Ich werde am Montag mal im Büro schauen. Juris spuckt eventuell etwas mehr aus und dann will ich mal sehen, was die "internen" Arbeitsanweisungen noch so hergeben.

Das Ergebnis steht für mich jedenfalls fest. Jetzt muss ich es nur noch "meyerfest" machen.
Kiharu schrieb:Das Ergebnis steht für mich jedenfalls fest. Jetzt muss ich es nur noch "meyerfest" machen.
Das ist natürlich nicht einfach. Ich könnte ja außerdem mal eine abweichende Rechtsauffassung vertreten ...

Die theoretische Lösung interessiert ich zwar, ich gehe aber erstmal als Praktiker ran und werde das mit der RB-SB vorab abstimmen. Schließlich könnte man die obige Lösung auch dadurch umgehen, dass man zunächst das alte Verfahren einvernehmlich durch getrennte Veranlagung beendet und dann einen neuen Einspruch gegen den neuen Bescheid der Ehefrau, der ja dann gleichzeitig Abhilfebescheid wäre, einlegt.

Würde mir etwas Zeitgewinn bringen und beim Amt wäre der neue Einspruch ein "Neufall". Es ist nämlich hierzulande im Moment Mode, dass die RB-SB bei Altfällen ständig Fortschritt dokumentieren müssen.

Ein neuer Einspruch nach Abhilfe kommt natürlich beim Amt wohl nur dann gut, wenn das von vornherein abgesprochen wird.
Zitat:Ich könnte ja außerdem mal eine abweichende Rechtsauffassung vertreten ...

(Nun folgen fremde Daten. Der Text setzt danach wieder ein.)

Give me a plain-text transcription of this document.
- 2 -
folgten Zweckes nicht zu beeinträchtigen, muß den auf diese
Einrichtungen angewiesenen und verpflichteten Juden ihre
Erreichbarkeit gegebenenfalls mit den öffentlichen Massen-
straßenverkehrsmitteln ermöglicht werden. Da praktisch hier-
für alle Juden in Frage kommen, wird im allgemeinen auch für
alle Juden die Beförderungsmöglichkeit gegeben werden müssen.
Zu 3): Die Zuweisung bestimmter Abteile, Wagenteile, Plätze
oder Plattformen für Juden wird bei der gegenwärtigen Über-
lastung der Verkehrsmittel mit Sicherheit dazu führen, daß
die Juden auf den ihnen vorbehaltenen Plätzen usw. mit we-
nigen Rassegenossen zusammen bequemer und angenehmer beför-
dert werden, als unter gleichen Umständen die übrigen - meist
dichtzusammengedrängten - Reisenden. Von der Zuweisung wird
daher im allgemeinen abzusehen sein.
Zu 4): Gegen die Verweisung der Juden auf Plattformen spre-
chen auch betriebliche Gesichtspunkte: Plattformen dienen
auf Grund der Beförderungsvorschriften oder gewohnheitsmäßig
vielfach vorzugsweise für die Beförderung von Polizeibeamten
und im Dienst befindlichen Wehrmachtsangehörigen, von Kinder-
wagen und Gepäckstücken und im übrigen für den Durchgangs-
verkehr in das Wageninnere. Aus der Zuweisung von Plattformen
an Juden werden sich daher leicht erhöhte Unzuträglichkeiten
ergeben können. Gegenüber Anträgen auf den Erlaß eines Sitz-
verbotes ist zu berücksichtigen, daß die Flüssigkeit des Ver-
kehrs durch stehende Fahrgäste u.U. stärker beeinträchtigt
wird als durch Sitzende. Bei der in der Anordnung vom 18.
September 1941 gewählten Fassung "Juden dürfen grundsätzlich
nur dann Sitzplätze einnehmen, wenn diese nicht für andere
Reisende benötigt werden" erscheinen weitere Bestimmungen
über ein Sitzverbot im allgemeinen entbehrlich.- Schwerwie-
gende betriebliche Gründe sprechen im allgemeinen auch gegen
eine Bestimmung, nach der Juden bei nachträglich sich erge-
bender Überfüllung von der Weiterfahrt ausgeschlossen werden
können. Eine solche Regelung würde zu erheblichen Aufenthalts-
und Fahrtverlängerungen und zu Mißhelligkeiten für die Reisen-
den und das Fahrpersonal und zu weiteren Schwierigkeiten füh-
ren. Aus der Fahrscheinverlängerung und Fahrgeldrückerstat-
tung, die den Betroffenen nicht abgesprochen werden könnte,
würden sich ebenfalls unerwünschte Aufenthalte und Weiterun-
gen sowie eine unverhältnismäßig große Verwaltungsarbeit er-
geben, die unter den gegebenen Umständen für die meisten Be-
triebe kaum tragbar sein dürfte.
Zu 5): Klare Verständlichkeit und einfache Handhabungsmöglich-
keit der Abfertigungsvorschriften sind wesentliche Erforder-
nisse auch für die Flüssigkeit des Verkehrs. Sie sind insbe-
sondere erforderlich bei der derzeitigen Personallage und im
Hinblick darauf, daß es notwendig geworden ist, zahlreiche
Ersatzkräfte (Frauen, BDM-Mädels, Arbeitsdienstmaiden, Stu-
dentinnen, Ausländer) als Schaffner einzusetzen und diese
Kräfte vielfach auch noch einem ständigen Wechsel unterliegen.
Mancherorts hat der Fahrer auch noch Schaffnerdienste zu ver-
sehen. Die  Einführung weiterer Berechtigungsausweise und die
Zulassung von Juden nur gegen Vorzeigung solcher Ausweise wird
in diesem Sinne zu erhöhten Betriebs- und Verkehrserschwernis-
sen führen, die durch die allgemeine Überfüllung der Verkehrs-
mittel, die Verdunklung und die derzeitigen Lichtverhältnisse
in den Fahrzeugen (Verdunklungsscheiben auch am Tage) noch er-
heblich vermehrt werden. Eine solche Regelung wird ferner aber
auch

Das können Sie natürlich. Aber bitte sehen Sie es mir dann nach, dass ich keine weitere Zeit in die Lösung des Problems stecke. Denn ich brauch Ihnen kein "Futter an die Hand geben", wenn Sie gar keinen Hunger haben bzw. sich längst für ein anderes "Menu" entschieden haben.

Zitat:Wegen möglicher Kostenerstattungsansprüche dürfte eine Sprungklage (wäre meine erste) doch suboptimal sein, da man der Erstattungsmöglichkeit der Kosten des Vorverfahrens verlustig gehen würde.

Das ist dann so.

Zitat:Würde mir etwas Zeitgewinn bringen und beim Amt wäre der neue Einspruch ein "Neufall".

Der dann in der Bearbeitung wieder hinten an steht, da die Bearbeitung nach FIFO erfolgt.
Kiharu schrieb:Das können Sie natürlich. Aber bitte sehen Sie es mir dann nach, dass ich keine weitere Zeit in die Lösung des Problems stecke. Denn ich brauch Ihnen kein "Futter an die Hand geben", wenn Sie gar keinen Hunger haben bzw. sich längst für ein anderes "Menu" entschieden haben.
Ich bin im Moment noch in der Vorbereitungsphase (muss einen Fall fortführen, der eigentlich nicht meiner ist) und mache mir gern im Vorfeld Gedanken über den formell richtigen Weg. Ob der dann ausgereizt wird, hängt natürlich davon ab, was das FA dazu meint.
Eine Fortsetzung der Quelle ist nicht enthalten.